Vaccination of teenagers in Russia not very efficient amid surge of Omicron - expert
MOSCOW. KAZINFORM Inoculating young people against COVID-19 in Russia will not be very effective amid the current surge of the incidence, the vaccination should have been launched when the Omicron variant just appeared, infectious disease doctor Evgeny Timakov told TASS on Sunday.
«I would be better if this jab was developed and put into service in autumn, when the incidence of Delta increased and Omicron just appeared. Because currently, the incidence [of Omicron] is already surging, and almost all children <…> have already contacted with this variant at schools. Meanwhile, it takes a month and a half to develop immunity,» the expert noted. «Speaking about mass vaccination, it will not be very efficient against the Omicron variant now,» TASS reports.

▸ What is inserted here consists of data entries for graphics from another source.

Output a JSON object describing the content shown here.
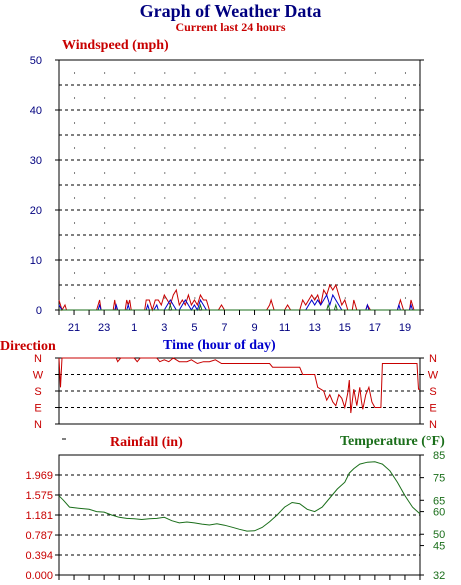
{
  "header": {
    "title": "Graph of Weather Data",
    "subtitle": "Current last 24 hours"
  },
  "colors": {
    "navy": "#00007f",
    "red": "#c80000",
    "blue": "#0000cc",
    "green": "#1a6e1a",
    "grid": "#000000"
  },
  "chart_data": [
    {
      "type": "line",
      "name": "windspeed",
      "title": "",
      "ylabel": "Windspeed (mph)",
      "xlabel": "Time (hour of day)",
      "ylim": [
        0,
        50
      ],
      "yticks": [
        "50",
        "40",
        "30",
        "20",
        "10",
        "0"
      ],
      "x_ticks": [
        "21",
        "23",
        "1",
        "3",
        "5",
        "7",
        "9",
        "11",
        "13",
        "15",
        "17",
        "19"
      ],
      "x_domain_hours": [
        20,
        44
      ],
      "grid": true,
      "series": [
        {
          "color": "#c80000",
          "points": [
            [
              20.0,
              2
            ],
            [
              20.2,
              0
            ],
            [
              20.4,
              1
            ],
            [
              20.5,
              0
            ],
            [
              22.5,
              0
            ],
            [
              22.7,
              2
            ],
            [
              22.8,
              0
            ],
            [
              23.6,
              0
            ],
            [
              23.7,
              2
            ],
            [
              23.8,
              0
            ],
            [
              24.4,
              0
            ],
            [
              24.5,
              2
            ],
            [
              24.6,
              1
            ],
            [
              24.7,
              2
            ],
            [
              24.8,
              0
            ],
            [
              25.7,
              0
            ],
            [
              25.8,
              2
            ],
            [
              26.0,
              2
            ],
            [
              26.2,
              0
            ],
            [
              26.4,
              2
            ],
            [
              26.6,
              2
            ],
            [
              26.8,
              1
            ],
            [
              27.0,
              3
            ],
            [
              27.2,
              2
            ],
            [
              27.4,
              1
            ],
            [
              27.6,
              3
            ],
            [
              27.8,
              4
            ],
            [
              28.0,
              1
            ],
            [
              28.2,
              2
            ],
            [
              28.4,
              1
            ],
            [
              28.6,
              3
            ],
            [
              28.8,
              1
            ],
            [
              29.0,
              2
            ],
            [
              29.2,
              1
            ],
            [
              29.4,
              3
            ],
            [
              29.6,
              2
            ],
            [
              29.8,
              2
            ],
            [
              30.0,
              0
            ],
            [
              30.6,
              0
            ],
            [
              30.8,
              1
            ],
            [
              31.0,
              0
            ],
            [
              33.8,
              0
            ],
            [
              34.0,
              1
            ],
            [
              34.1,
              2
            ],
            [
              34.3,
              0
            ],
            [
              35.0,
              0
            ],
            [
              35.2,
              1
            ],
            [
              35.4,
              0
            ],
            [
              36.0,
              0
            ],
            [
              36.2,
              2
            ],
            [
              36.4,
              1
            ],
            [
              36.6,
              2
            ],
            [
              36.8,
              3
            ],
            [
              37.0,
              2
            ],
            [
              37.2,
              3
            ],
            [
              37.4,
              1
            ],
            [
              37.6,
              4
            ],
            [
              37.8,
              3
            ],
            [
              38.0,
              5
            ],
            [
              38.2,
              4
            ],
            [
              38.4,
              5
            ],
            [
              38.6,
              3
            ],
            [
              38.8,
              1
            ],
            [
              39.0,
              2
            ],
            [
              39.2,
              0
            ],
            [
              39.5,
              0
            ],
            [
              39.6,
              2
            ],
            [
              39.8,
              0
            ],
            [
              40.4,
              0
            ],
            [
              40.5,
              1
            ],
            [
              40.7,
              0
            ],
            [
              42.5,
              0
            ],
            [
              42.7,
              2
            ],
            [
              42.9,
              0
            ],
            [
              43.3,
              0
            ],
            [
              43.4,
              2
            ],
            [
              43.6,
              0
            ],
            [
              44.0,
              0
            ]
          ]
        },
        {
          "color": "#0000cc",
          "points": [
            [
              20.0,
              1
            ],
            [
              20.2,
              0
            ],
            [
              22.6,
              0
            ],
            [
              22.7,
              1
            ],
            [
              22.8,
              0
            ],
            [
              23.7,
              0
            ],
            [
              23.8,
              1
            ],
            [
              23.9,
              0
            ],
            [
              24.5,
              0
            ],
            [
              24.6,
              1
            ],
            [
              24.7,
              0
            ],
            [
              25.8,
              0
            ],
            [
              25.9,
              1
            ],
            [
              26.0,
              0
            ],
            [
              26.3,
              0
            ],
            [
              26.5,
              1
            ],
            [
              26.6,
              0
            ],
            [
              27.0,
              0
            ],
            [
              27.2,
              1
            ],
            [
              27.4,
              2
            ],
            [
              27.6,
              1
            ],
            [
              27.8,
              0
            ],
            [
              28.0,
              0
            ],
            [
              28.2,
              1
            ],
            [
              28.4,
              2
            ],
            [
              28.6,
              1
            ],
            [
              28.8,
              0
            ],
            [
              29.0,
              1
            ],
            [
              29.2,
              0
            ],
            [
              29.4,
              2
            ],
            [
              29.6,
              1
            ],
            [
              29.8,
              0
            ],
            [
              30.1,
              0
            ],
            [
              36.4,
              0
            ],
            [
              36.6,
              1
            ],
            [
              36.8,
              2
            ],
            [
              37.0,
              1
            ],
            [
              37.2,
              2
            ],
            [
              37.4,
              1
            ],
            [
              37.6,
              2
            ],
            [
              37.8,
              3
            ],
            [
              38.0,
              1
            ],
            [
              38.2,
              3
            ],
            [
              38.4,
              2
            ],
            [
              38.6,
              1
            ],
            [
              38.8,
              0
            ],
            [
              40.4,
              0
            ],
            [
              40.5,
              1
            ],
            [
              40.6,
              0
            ],
            [
              42.5,
              0
            ],
            [
              42.6,
              1
            ],
            [
              42.7,
              0
            ],
            [
              43.3,
              0
            ],
            [
              43.4,
              1
            ],
            [
              43.5,
              0
            ],
            [
              44.0,
              0
            ]
          ]
        },
        {
          "color": "#1a6e1a",
          "points": [
            [
              20.0,
              0
            ],
            [
              27.3,
              0
            ],
            [
              27.4,
              1
            ],
            [
              27.5,
              0
            ],
            [
              29.3,
              0
            ],
            [
              29.4,
              1
            ],
            [
              29.5,
              0
            ],
            [
              37.8,
              0
            ],
            [
              37.9,
              1
            ],
            [
              38.0,
              0
            ],
            [
              38.3,
              0
            ],
            [
              38.4,
              1
            ],
            [
              38.5,
              0
            ],
            [
              44.0,
              0
            ]
          ]
        }
      ]
    },
    {
      "type": "line",
      "name": "direction",
      "title": "",
      "ylabel": "Direction",
      "categories": [
        "N",
        "W",
        "S",
        "E",
        "N"
      ],
      "ylim": [
        0,
        360
      ],
      "x_domain_hours": [
        20,
        44
      ],
      "series": [
        {
          "color": "#c80000",
          "points": [
            [
              20.0,
              360
            ],
            [
              20.1,
              200
            ],
            [
              20.2,
              360
            ],
            [
              23.8,
              360
            ],
            [
              23.9,
              340
            ],
            [
              24.1,
              360
            ],
            [
              25.0,
              360
            ],
            [
              25.2,
              340
            ],
            [
              25.4,
              360
            ],
            [
              26.5,
              360
            ],
            [
              26.7,
              340
            ],
            [
              27.0,
              350
            ],
            [
              27.3,
              340
            ],
            [
              27.6,
              360
            ],
            [
              28.0,
              340
            ],
            [
              28.5,
              340
            ],
            [
              28.8,
              350
            ],
            [
              29.2,
              330
            ],
            [
              29.6,
              340
            ],
            [
              30.0,
              340
            ],
            [
              30.4,
              350
            ],
            [
              30.8,
              330
            ],
            [
              31.0,
              330
            ],
            [
              34.0,
              330
            ],
            [
              34.2,
              310
            ],
            [
              36.0,
              310
            ],
            [
              36.2,
              270
            ],
            [
              37.0,
              270
            ],
            [
              37.2,
              200
            ],
            [
              37.6,
              180
            ],
            [
              37.8,
              130
            ],
            [
              38.0,
              160
            ],
            [
              38.2,
              120
            ],
            [
              38.4,
              100
            ],
            [
              38.6,
              160
            ],
            [
              38.8,
              140
            ],
            [
              39.0,
              90
            ],
            [
              39.2,
              170
            ],
            [
              39.3,
              240
            ],
            [
              39.4,
              60
            ],
            [
              39.6,
              190
            ],
            [
              39.8,
              100
            ],
            [
              40.0,
              200
            ],
            [
              40.1,
              130
            ],
            [
              40.2,
              80
            ],
            [
              40.4,
              160
            ],
            [
              40.6,
              200
            ],
            [
              40.8,
              120
            ],
            [
              41.0,
              90
            ],
            [
              41.4,
              90
            ],
            [
              41.5,
              330
            ],
            [
              42.0,
              330
            ],
            [
              43.8,
              330
            ],
            [
              43.9,
              190
            ],
            [
              44.0,
              190
            ]
          ]
        }
      ]
    },
    {
      "type": "line",
      "name": "rainfall_temperature",
      "title": "",
      "ylabel": "Rainfall (in)",
      "ylabel_right": "Temperature (°F)",
      "yticks_left": [
        "1.969",
        "1.575",
        "1.181",
        "0.787",
        "0.394",
        "0.000"
      ],
      "yticks_right": [
        "85",
        "75",
        "65",
        "60",
        "50",
        "45",
        "32"
      ],
      "ylim_rain": [
        0,
        2.362
      ],
      "ylim_temp": [
        32,
        85
      ],
      "x_domain_hours": [
        20,
        44
      ],
      "series": [
        {
          "color": "#1a6e1a",
          "axis": "right",
          "points": [
            [
              20.0,
              67
            ],
            [
              20.3,
              65
            ],
            [
              20.7,
              62
            ],
            [
              21.3,
              61.5
            ],
            [
              22.0,
              61
            ],
            [
              22.5,
              60
            ],
            [
              23.0,
              59.8
            ],
            [
              23.5,
              58.5
            ],
            [
              24.0,
              57.5
            ],
            [
              24.5,
              57
            ],
            [
              25.0,
              56.8
            ],
            [
              25.5,
              56.5
            ],
            [
              26.0,
              56.8
            ],
            [
              26.5,
              57
            ],
            [
              27.0,
              57.5
            ],
            [
              27.5,
              56
            ],
            [
              28.0,
              55
            ],
            [
              28.5,
              55.4
            ],
            [
              29.0,
              55
            ],
            [
              29.5,
              54.5
            ],
            [
              30.0,
              54.1
            ],
            [
              30.5,
              54.6
            ],
            [
              31.0,
              54
            ],
            [
              31.5,
              53.1
            ],
            [
              32.0,
              52.2
            ],
            [
              32.5,
              51.4
            ],
            [
              33.0,
              51.5
            ],
            [
              33.5,
              53
            ],
            [
              34.0,
              55.5
            ],
            [
              34.5,
              58.5
            ],
            [
              35.0,
              62
            ],
            [
              35.5,
              64
            ],
            [
              36.0,
              63.5
            ],
            [
              36.5,
              61
            ],
            [
              37.0,
              60
            ],
            [
              37.5,
              62
            ],
            [
              38.0,
              66
            ],
            [
              38.5,
              70
            ],
            [
              39.0,
              73
            ],
            [
              39.3,
              77
            ],
            [
              39.6,
              79
            ],
            [
              40.0,
              81
            ],
            [
              40.5,
              81.8
            ],
            [
              41.0,
              82
            ],
            [
              41.5,
              81
            ],
            [
              42.0,
              78
            ],
            [
              42.5,
              73
            ],
            [
              43.0,
              67
            ],
            [
              43.5,
              62
            ],
            [
              44.0,
              59
            ]
          ]
        }
      ]
    }
  ]
}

Timakov pointed out that overall, the COVID-19 incidence among children has substantially increased. «Given that the infection is highly contagious, one person can infect about ten people, [it means] that one person can infect the whole class, which is most likely. As a result, as many kids get ill, the COVID-19 hospitals are already filled with children,» the doctor mentioned.

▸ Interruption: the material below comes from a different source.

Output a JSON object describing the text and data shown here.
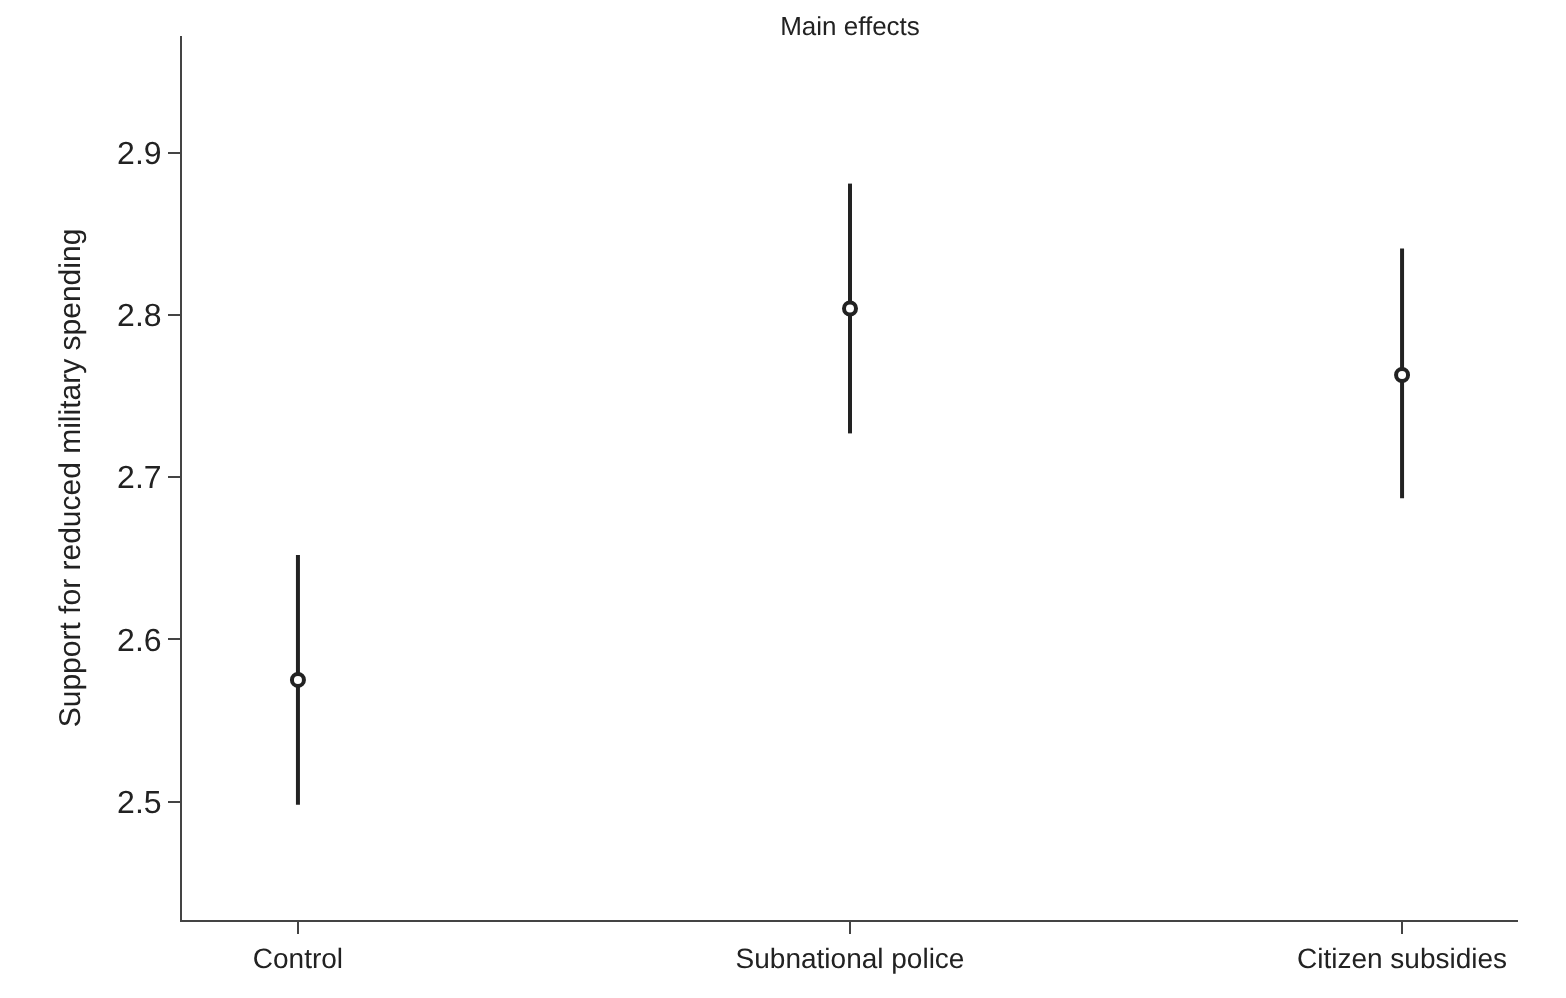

In turn, founder and CEO of the DNKOM Research Center of Molecular Genetic Studies Andrey Isaev told TASS that in order to protect children, the schools should switch to online learning. «Children are becoming infected with Omicron, and now kindergartens and schools are one of the main links in the epidemiological chain. Hence, I believe that other regions need to follow the Chelyabinsk Region’s example and switch to remote learning. As a father, I understand that this negatively affects students’ motivation and quality of education. But now there is no choice - the sooner we do it, the better,» Isaev stated.
On November 24, 2021, the Russian Health Ministry authorized the Sputnik M COVID-19 vaccine for young people aged from 12 to 17, consisting of two components. Vaccination of children under the age of 15 requires parental consent, while young people aged over 15 can decide for themselves.